Translating a Rise Course with Storyline blocks

Jan 21, 2020


I am currently evaluating eLearning tools and I want to know more about the translation process for Rise Courses with Storyline blocks. It's my understanding that Storyline blocks are treated as web objects in Rise courses, so they are unable to be translated. 

For context, I have to translate content into 11 different languages. What would the process look like to translate a Rise course with Storyline blocks into multiple languages? I'd love to understand the process from start to finish.



8 Replies
Alyssa Gomez

Hi Danielle!

Check out these four simple steps for translating a Rise 360 into a different language. 

If the translated course contains a Storyline block, you'll want to translate the Storyline content separately. Then, import the newly-translated Storyline block into the translated Rise course. 

Let me know if that answers your question!

Danielle Ferretti

To confirm, would the process work as follows?

1. Create master Rise course in English.

2. Duplicate master course 11 times.

3. Export Rise course as XLIFF.

4. Export Storyline block as XLIFF.

5. Translate all content (externally).

6. Upload translated Rise course 11 times (for each language).

7. Upload translated Storyline block 11 times (for each language).

8. Publish translated Storyline block 11 times (for each language).

9. Add applicable Storyline block to each translated Rise course.

10. Export as SCORM 11 times (for each language).

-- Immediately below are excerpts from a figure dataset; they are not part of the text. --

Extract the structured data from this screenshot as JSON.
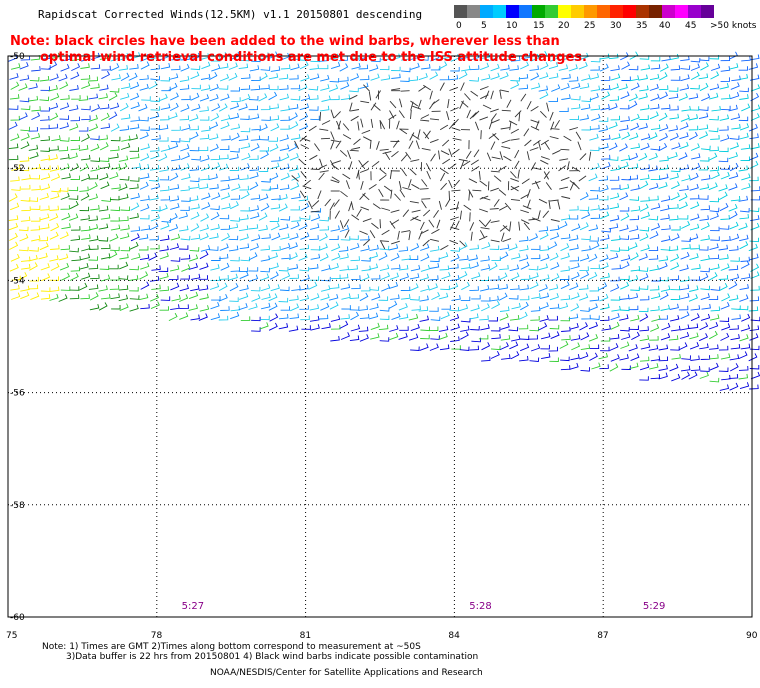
{
  "title": "Rapidscat Corrected Winds(12.5KM) v1.1 20150801 descending",
  "note_line1": "Note: black circles have been added to the wind barbs, wherever less than",
  "note_line2": "optimal wind retrieval conditions are met due to the ISS attitude changes.",
  "colorbar": {
    "colors": [
      "#555555",
      "#888888",
      "#00aaff",
      "#00ccff",
      "#0000ff",
      "#1177ff",
      "#00aa00",
      "#33cc33",
      "#ffff00",
      "#ffcc00",
      "#ff9900",
      "#ff6600",
      "#ff2200",
      "#ff0000",
      "#aa3300",
      "#772200",
      "#cc00cc",
      "#ff00ff",
      "#9900cc",
      "#660099"
    ],
    "labels": [
      "0",
      "5",
      "10",
      "15",
      "20",
      "25",
      "30",
      "35",
      "40",
      "45",
      ">50 knots"
    ]
  },
  "lat_labels": [
    "-50",
    "-52",
    "-54",
    "-56",
    "-58",
    "-60"
  ],
  "lon_labels": [
    "75",
    "78",
    "81",
    "84",
    "87",
    "90"
  ],
  "times": [
    "5:27",
    "5:28",
    "5:29"
  ],
  "footnote_line1": "Note: 1) Times are GMT 2)Times along bottom correspond to measurement at ~50S",
  "footnote_line2": "3)Data buffer is 22 hrs from 20150801 4) Black wind barbs indicate possible contamination",
  "credit": "NOAA/NESDIS/Center for Satellite Applications and Research",
  "chart_data": {
    "type": "wind-barb map",
    "xlim": [
      75,
      90
    ],
    "ylim": [
      -60,
      -50
    ],
    "xticks": [
      75,
      78,
      81,
      84,
      87,
      90
    ],
    "yticks": [
      -50,
      -52,
      -54,
      -56,
      -58,
      -60
    ],
    "grid": true,
    "time_annotations": [
      {
        "lon": 78.5,
        "label": "5:27"
      },
      {
        "lon": 84.3,
        "label": "5:28"
      },
      {
        "lon": 87.8,
        "label": "5:29"
      }
    ],
    "speed_bins_knots": [
      0,
      5,
      10,
      15,
      20,
      25,
      30,
      35,
      40,
      45,
      50
    ]
  }
}
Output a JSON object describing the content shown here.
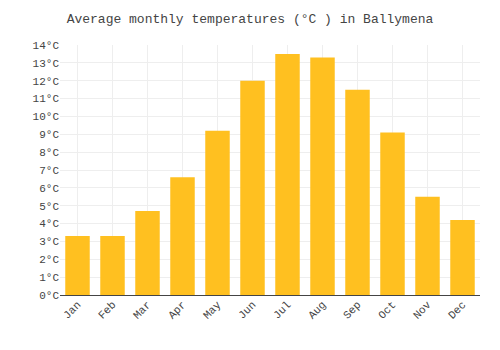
{
  "chart_data": {
    "type": "bar",
    "title": "Average monthly temperatures (°C ) in Ballymena",
    "categories": [
      "Jan",
      "Feb",
      "Mar",
      "Apr",
      "May",
      "Jun",
      "Jul",
      "Aug",
      "Sep",
      "Oct",
      "Nov",
      "Dec"
    ],
    "values": [
      3.3,
      3.3,
      4.7,
      6.6,
      9.2,
      12.0,
      13.5,
      13.3,
      11.5,
      9.1,
      5.5,
      4.2
    ],
    "color": "#FFC020",
    "ylim": [
      0,
      14
    ],
    "yticks": [
      {
        "value": 0,
        "label": "0°C"
      },
      {
        "value": 1,
        "label": "1°C"
      },
      {
        "value": 2,
        "label": "2°C"
      },
      {
        "value": 3,
        "label": "3°C"
      },
      {
        "value": 4,
        "label": "4°C"
      },
      {
        "value": 5,
        "label": "5°C"
      },
      {
        "value": 6,
        "label": "6°C"
      },
      {
        "value": 7,
        "label": "7°C"
      },
      {
        "value": 8,
        "label": "8°C"
      },
      {
        "value": 9,
        "label": "9°C"
      },
      {
        "value": 10,
        "label": "10°C"
      },
      {
        "value": 11,
        "label": "11°C"
      },
      {
        "value": 12,
        "label": "12°C"
      },
      {
        "value": 13,
        "label": "13°C"
      },
      {
        "value": 14,
        "label": "14°C"
      }
    ],
    "grid": true
  }
}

If the above is correct, this is extremely time consuming. How can I speed up or automate this process? Is there any way to use API to automatically export/import Rise content and export/import/publish Storyline content?



Alyssa Gomez

Hi Danielle,

When you're translating a course into so many languages, I know that's quite a lot of work to do! While we don't have an option to automatically export/import Rise content and export/import/publish Storyline content, I'll share your experience with our team. We'll let you know if we make improvements to the translation process in the future. 

Alyssa Gomez

Hi Katy!

It sounds like you tried to open the XLIFF file on your computer, is that right? 

An XLIFF file is a special file commonly used for translating content. You'll want to use a web app, computer program, or professional translation service to edit your XLIFF file.

Do you have a translation provider who will translate the XLIFF files for you?